Fukami sometimes uses a potter's wheel, but the majority of his soaring, graceful abstract sculptures are created by forcing liquid porcelain clay under high pressure into large plaster molds which he uses to produce editions typically limited to eight casts, no two of them exactly alike. Once a cast is dry enough to be removed from its molds, Fukami scrapes and polishes it into its final shape before firing it in an electric kiln whose reducing (oxygen-starved) atmosphere enables him to coat his sculptures in seihakuji, a luminous bluish-white glaze originating in eleventh-century China. Every aspect of his work is meticulously planned in advance, especially the dynamic interaction of color and form through variations in glaze depth that produce subtle modulations in the seihakuji palette.
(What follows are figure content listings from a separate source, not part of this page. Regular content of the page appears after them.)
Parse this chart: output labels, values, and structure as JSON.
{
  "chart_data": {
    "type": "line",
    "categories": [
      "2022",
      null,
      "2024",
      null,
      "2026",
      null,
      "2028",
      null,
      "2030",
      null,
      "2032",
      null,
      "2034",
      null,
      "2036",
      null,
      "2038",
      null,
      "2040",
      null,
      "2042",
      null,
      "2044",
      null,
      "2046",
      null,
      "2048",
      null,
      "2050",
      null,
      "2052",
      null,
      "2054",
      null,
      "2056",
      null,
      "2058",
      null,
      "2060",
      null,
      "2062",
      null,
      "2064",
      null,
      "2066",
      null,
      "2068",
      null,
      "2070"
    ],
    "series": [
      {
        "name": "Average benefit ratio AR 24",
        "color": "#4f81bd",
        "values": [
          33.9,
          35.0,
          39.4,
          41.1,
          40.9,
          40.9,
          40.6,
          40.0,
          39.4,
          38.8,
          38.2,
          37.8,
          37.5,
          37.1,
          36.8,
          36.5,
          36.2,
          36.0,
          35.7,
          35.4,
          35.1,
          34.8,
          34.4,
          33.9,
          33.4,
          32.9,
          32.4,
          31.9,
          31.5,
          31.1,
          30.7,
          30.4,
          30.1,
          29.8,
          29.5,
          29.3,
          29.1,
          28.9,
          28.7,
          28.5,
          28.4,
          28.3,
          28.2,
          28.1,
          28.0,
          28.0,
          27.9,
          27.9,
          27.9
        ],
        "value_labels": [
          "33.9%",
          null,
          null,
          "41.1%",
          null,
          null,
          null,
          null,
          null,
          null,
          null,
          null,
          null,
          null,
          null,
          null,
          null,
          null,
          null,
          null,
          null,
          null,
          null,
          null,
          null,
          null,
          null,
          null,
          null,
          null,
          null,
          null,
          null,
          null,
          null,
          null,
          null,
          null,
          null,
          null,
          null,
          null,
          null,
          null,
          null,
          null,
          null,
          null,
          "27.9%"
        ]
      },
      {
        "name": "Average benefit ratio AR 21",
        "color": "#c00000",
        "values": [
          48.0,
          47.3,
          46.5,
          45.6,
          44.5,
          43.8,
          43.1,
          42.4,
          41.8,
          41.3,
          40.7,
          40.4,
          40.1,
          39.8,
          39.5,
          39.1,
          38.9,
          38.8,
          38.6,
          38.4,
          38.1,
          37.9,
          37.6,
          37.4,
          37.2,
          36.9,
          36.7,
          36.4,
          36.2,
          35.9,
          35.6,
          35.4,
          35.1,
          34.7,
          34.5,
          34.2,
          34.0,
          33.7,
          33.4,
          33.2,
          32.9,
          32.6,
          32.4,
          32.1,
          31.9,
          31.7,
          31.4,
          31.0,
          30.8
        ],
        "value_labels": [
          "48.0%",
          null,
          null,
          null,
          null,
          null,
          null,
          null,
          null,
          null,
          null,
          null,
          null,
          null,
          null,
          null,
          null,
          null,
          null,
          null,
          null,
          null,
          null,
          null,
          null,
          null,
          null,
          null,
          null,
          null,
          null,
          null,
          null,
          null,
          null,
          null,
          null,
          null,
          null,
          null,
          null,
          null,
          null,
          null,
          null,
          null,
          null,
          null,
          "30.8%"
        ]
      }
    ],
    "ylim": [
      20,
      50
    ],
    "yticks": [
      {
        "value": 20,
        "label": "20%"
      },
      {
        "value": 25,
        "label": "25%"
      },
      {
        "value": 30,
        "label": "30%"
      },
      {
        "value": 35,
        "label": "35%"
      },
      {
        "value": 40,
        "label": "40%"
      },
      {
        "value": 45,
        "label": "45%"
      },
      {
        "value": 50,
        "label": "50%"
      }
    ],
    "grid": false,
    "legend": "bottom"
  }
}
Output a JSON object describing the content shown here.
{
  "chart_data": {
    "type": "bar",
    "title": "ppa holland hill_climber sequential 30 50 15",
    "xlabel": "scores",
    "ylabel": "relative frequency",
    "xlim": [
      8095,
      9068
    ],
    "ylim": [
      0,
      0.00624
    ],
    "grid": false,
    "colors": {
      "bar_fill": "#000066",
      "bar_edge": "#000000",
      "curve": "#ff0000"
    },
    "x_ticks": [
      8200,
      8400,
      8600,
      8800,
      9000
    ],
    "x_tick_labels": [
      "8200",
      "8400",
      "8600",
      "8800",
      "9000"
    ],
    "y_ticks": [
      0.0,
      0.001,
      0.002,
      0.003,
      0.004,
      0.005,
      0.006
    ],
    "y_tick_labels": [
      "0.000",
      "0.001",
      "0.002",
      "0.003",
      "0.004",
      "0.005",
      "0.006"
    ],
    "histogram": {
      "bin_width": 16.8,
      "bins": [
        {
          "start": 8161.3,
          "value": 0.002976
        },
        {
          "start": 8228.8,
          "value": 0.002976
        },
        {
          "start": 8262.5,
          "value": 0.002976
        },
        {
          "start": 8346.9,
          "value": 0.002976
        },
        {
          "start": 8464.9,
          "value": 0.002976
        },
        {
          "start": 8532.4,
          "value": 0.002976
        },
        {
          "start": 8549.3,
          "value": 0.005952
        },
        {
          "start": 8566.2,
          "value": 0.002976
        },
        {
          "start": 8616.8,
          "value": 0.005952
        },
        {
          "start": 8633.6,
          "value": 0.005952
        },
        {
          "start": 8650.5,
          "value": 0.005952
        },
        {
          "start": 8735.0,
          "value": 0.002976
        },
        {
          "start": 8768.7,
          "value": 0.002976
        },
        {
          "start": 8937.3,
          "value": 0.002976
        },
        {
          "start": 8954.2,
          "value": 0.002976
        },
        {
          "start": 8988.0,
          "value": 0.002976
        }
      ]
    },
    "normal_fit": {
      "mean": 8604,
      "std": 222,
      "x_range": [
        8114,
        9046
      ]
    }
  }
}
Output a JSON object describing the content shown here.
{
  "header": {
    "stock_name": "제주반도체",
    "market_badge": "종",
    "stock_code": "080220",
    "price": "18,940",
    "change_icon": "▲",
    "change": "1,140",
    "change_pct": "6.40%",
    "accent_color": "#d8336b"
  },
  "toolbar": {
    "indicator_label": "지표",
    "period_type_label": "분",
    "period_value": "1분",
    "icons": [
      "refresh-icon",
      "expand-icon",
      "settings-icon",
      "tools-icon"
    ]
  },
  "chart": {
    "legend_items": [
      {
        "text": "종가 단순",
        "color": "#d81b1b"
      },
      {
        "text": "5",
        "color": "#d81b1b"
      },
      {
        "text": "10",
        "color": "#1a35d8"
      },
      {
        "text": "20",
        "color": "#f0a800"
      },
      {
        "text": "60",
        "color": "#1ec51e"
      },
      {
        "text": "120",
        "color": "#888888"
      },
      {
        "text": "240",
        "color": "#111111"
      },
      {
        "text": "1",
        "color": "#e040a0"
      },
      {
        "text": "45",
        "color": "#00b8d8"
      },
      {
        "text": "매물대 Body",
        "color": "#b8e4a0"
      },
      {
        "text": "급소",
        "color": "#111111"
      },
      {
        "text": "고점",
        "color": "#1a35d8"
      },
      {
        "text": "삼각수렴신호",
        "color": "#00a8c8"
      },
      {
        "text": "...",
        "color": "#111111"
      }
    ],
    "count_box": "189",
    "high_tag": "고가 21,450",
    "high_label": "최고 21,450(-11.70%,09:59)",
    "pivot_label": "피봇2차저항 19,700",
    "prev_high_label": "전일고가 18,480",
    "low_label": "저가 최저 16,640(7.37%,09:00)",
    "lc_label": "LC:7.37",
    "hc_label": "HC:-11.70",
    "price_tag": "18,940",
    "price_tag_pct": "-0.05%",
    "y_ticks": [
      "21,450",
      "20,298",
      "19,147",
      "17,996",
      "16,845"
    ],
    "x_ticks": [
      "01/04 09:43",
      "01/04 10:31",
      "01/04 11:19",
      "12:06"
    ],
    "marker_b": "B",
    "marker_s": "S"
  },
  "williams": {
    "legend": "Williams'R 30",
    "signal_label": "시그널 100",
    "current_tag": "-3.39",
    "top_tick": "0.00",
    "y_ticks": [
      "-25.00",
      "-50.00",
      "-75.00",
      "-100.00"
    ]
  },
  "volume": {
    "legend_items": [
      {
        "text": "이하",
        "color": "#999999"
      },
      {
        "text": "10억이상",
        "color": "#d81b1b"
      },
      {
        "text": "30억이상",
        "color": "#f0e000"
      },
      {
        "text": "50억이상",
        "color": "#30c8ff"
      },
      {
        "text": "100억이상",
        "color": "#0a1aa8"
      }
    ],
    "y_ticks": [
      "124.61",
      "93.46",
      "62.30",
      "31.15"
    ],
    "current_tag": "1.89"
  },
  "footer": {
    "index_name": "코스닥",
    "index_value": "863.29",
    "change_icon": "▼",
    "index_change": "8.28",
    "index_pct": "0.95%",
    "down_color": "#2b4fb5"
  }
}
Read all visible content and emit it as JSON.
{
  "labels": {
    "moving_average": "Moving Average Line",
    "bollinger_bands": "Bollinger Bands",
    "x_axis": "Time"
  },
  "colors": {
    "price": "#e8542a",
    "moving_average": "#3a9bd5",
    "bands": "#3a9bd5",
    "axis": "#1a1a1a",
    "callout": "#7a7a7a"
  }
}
Fukami's artistic achievements have been recognized by a wide range of honors including the Grand Prize at the International Ceramic Exhibition at Faenza, Italy and two Gold Medals from the Japan Ceramics Society. His work is in private collections and museums all over the world including the National Museum of Modern Art, Tokyo; the British Museum and Victoria and Albert Museum, London; the Metropolitan Museum of Art, New York; the Art Institute of Chicago; the Museum of Fine Arts, Boston; the Minneapolis Institute of Arts; and many other American institutions.

Thomsen Gallery has enjoyed a close relationship with Sueharu Fukami for three decades, mounting successful solo exhibitions in 2008, 2014 and 2018. He continues to dazzle us with his perfectionism, his commitment to technical innovation, and his sophisticated, even aristocratic, artistic persona. His mature abstract style embodies a contemporary global vision, at the same reflecting a traditional Japanese disregard for the time and effort required to produce works of such uncompromising beauty.